Kerry, who is likely prepping for another presidential run, urged Democrats to “redeploy from Iraq, recommit to Afghanistan, reduce our dependence on foreign oil, reinforce our homeland defense and restore America’s moral leadership in the world.” Kerry also laid out the strategy in a Boston Herald Op-Ed column yesterday.

He called the London terror plot to blow up trans-Atlantic airplanes - thwarted last month - an example of the need to bolster the focus on Afghanistan.

“The Bush-Cheney administration (has) cut and run even as we learn (the plan’s mastermind) was an al-Qaeda leader operating from Afghanistan,” Kerry said. “That’s right - the same killers who attacked us on 9/11 are still plotting attacks against America, and they’re still holed up in Afghanistan.”

He also accused Republicans of playing politics with Homeland Security funding by decreasing funds for “states that need it most - which happens to be ‘blue’ states,” while increasing it in “the ‘red’ states that need it least.”

“What should count here is the terrorist list, not the Republican National Committee’s political target list,” Kerry said.
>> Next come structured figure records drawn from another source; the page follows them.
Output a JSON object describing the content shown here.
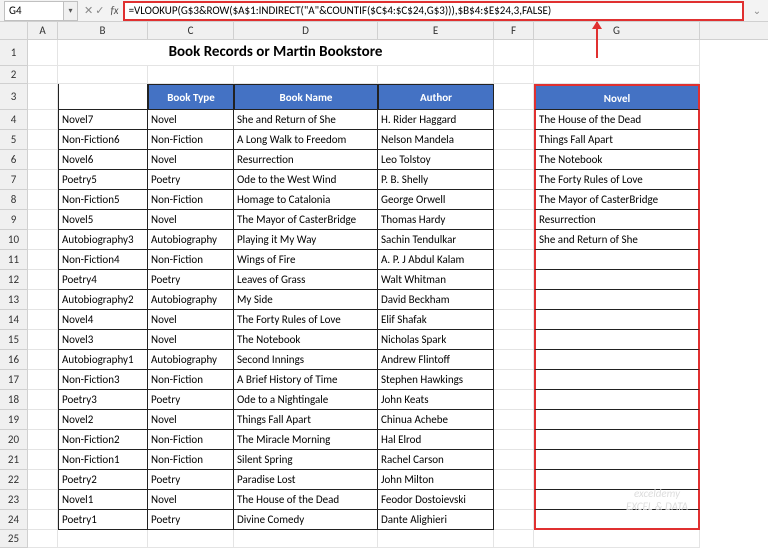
{
  "nameBox": "G4",
  "formula": "=VLOOKUP(G$3&ROW($A$1:INDIRECT(\"A\"&COUNTIF($C$4:$C$24,G$3))),$B$4:$E$24,3,FALSE)",
  "title": "Book Records or Martin Bookstore",
  "cols": {
    "A": 30,
    "B": 90,
    "C": 86,
    "D": 144,
    "E": 116,
    "F": 40,
    "G": 166
  },
  "colLetters": [
    "A",
    "B",
    "C",
    "D",
    "E",
    "F",
    "G"
  ],
  "headers": {
    "bookType": "Book Type",
    "bookName": "Book Name",
    "author": "Author",
    "novel": "Novel"
  },
  "rows": [
    {
      "n": 4,
      "b": "Novel7",
      "c": "Novel",
      "d": "She and Return of She",
      "e": "H. Rider Haggard",
      "g": "The House of the Dead"
    },
    {
      "n": 5,
      "b": "Non-Fiction6",
      "c": "Non-Fiction",
      "d": "A Long Walk to Freedom",
      "e": "Nelson Mandela",
      "g": "Things Fall Apart"
    },
    {
      "n": 6,
      "b": "Novel6",
      "c": "Novel",
      "d": "Resurrection",
      "e": "Leo Tolstoy",
      "g": "The Notebook"
    },
    {
      "n": 7,
      "b": "Poetry5",
      "c": "Poetry",
      "d": "Ode to the West Wind",
      "e": "P. B. Shelly",
      "g": "The Forty Rules of Love"
    },
    {
      "n": 8,
      "b": "Non-Fiction5",
      "c": "Non-Fiction",
      "d": "Homage to Catalonia",
      "e": "George Orwell",
      "g": "The Mayor of CasterBridge"
    },
    {
      "n": 9,
      "b": "Novel5",
      "c": "Novel",
      "d": "The Mayor of CasterBridge",
      "e": "Thomas Hardy",
      "g": "Resurrection"
    },
    {
      "n": 10,
      "b": "Autobiography3",
      "c": "Autobiography",
      "d": "Playing it My Way",
      "e": "Sachin Tendulkar",
      "g": "She and Return of She"
    },
    {
      "n": 11,
      "b": "Non-Fiction4",
      "c": "Non-Fiction",
      "d": "Wings of Fire",
      "e": "A. P. J Abdul Kalam",
      "g": ""
    },
    {
      "n": 12,
      "b": "Poetry4",
      "c": "Poetry",
      "d": "Leaves of Grass",
      "e": "Walt Whitman",
      "g": ""
    },
    {
      "n": 13,
      "b": "Autobiography2",
      "c": "Autobiography",
      "d": "My Side",
      "e": "David Beckham",
      "g": ""
    },
    {
      "n": 14,
      "b": "Novel4",
      "c": "Novel",
      "d": "The Forty Rules of Love",
      "e": "Elif Shafak",
      "g": ""
    },
    {
      "n": 15,
      "b": "Novel3",
      "c": "Novel",
      "d": "The Notebook",
      "e": "Nicholas Spark",
      "g": ""
    },
    {
      "n": 16,
      "b": "Autobiography1",
      "c": "Autobiography",
      "d": "Second Innings",
      "e": "Andrew Flintoff",
      "g": ""
    },
    {
      "n": 17,
      "b": "Non-Fiction3",
      "c": "Non-Fiction",
      "d": "A Brief History of Time",
      "e": "Stephen Hawkings",
      "g": ""
    },
    {
      "n": 18,
      "b": "Poetry3",
      "c": "Poetry",
      "d": "Ode to a Nightingale",
      "e": "John Keats",
      "g": ""
    },
    {
      "n": 19,
      "b": "Novel2",
      "c": "Novel",
      "d": "Things Fall Apart",
      "e": "Chinua Achebe",
      "g": ""
    },
    {
      "n": 20,
      "b": "Non-Fiction2",
      "c": "Non-Fiction",
      "d": "The Miracle Morning",
      "e": "Hal Elrod",
      "g": ""
    },
    {
      "n": 21,
      "b": "Non-Fiction1",
      "c": "Non-Fiction",
      "d": "Silent Spring",
      "e": "Rachel Carson",
      "g": ""
    },
    {
      "n": 22,
      "b": "Poetry2",
      "c": "Poetry",
      "d": "Paradise Lost",
      "e": "John Milton",
      "g": ""
    },
    {
      "n": 23,
      "b": "Novel1",
      "c": "Novel",
      "d": "The House of the Dead",
      "e": "Feodor Dostoievski",
      "g": ""
    },
    {
      "n": 24,
      "b": "Poetry1",
      "c": "Poetry",
      "d": "Divine Comedy",
      "e": "Dante Alighieri",
      "g": ""
    }
  ],
  "watermark": {
    "l1": "exceldemy",
    "l2": "EXCEL & DATA"
  },
  "colors": {
    "headerBg": "#4472c4",
    "highlight": "#e03030"
  }
}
Kerry’s speech comes a day after the Republican National Committee launched a Web site (www.demfacts.com) that the group says “highlights Democrat leaders’ hypocrisy by juxtaposing their prewar intelligence statements to their current attacks,” according to the site.
rla
The fact is the US does not need nor want a "Mighty Warrior" for President. We
need a competent Executive Officer with a Humanitarian Outlook and good interpersonal relations skills to execute democratically produced laws and regulations and to coach the Legislative branch to change laws and regulations that need changing to protect and promote the common good. This role requires a
Leader (Orchestrator) with a very comprehensive, complex and permeable personal construct system, capable of sub-suming the diversity of personal
construct systems of all potential voters.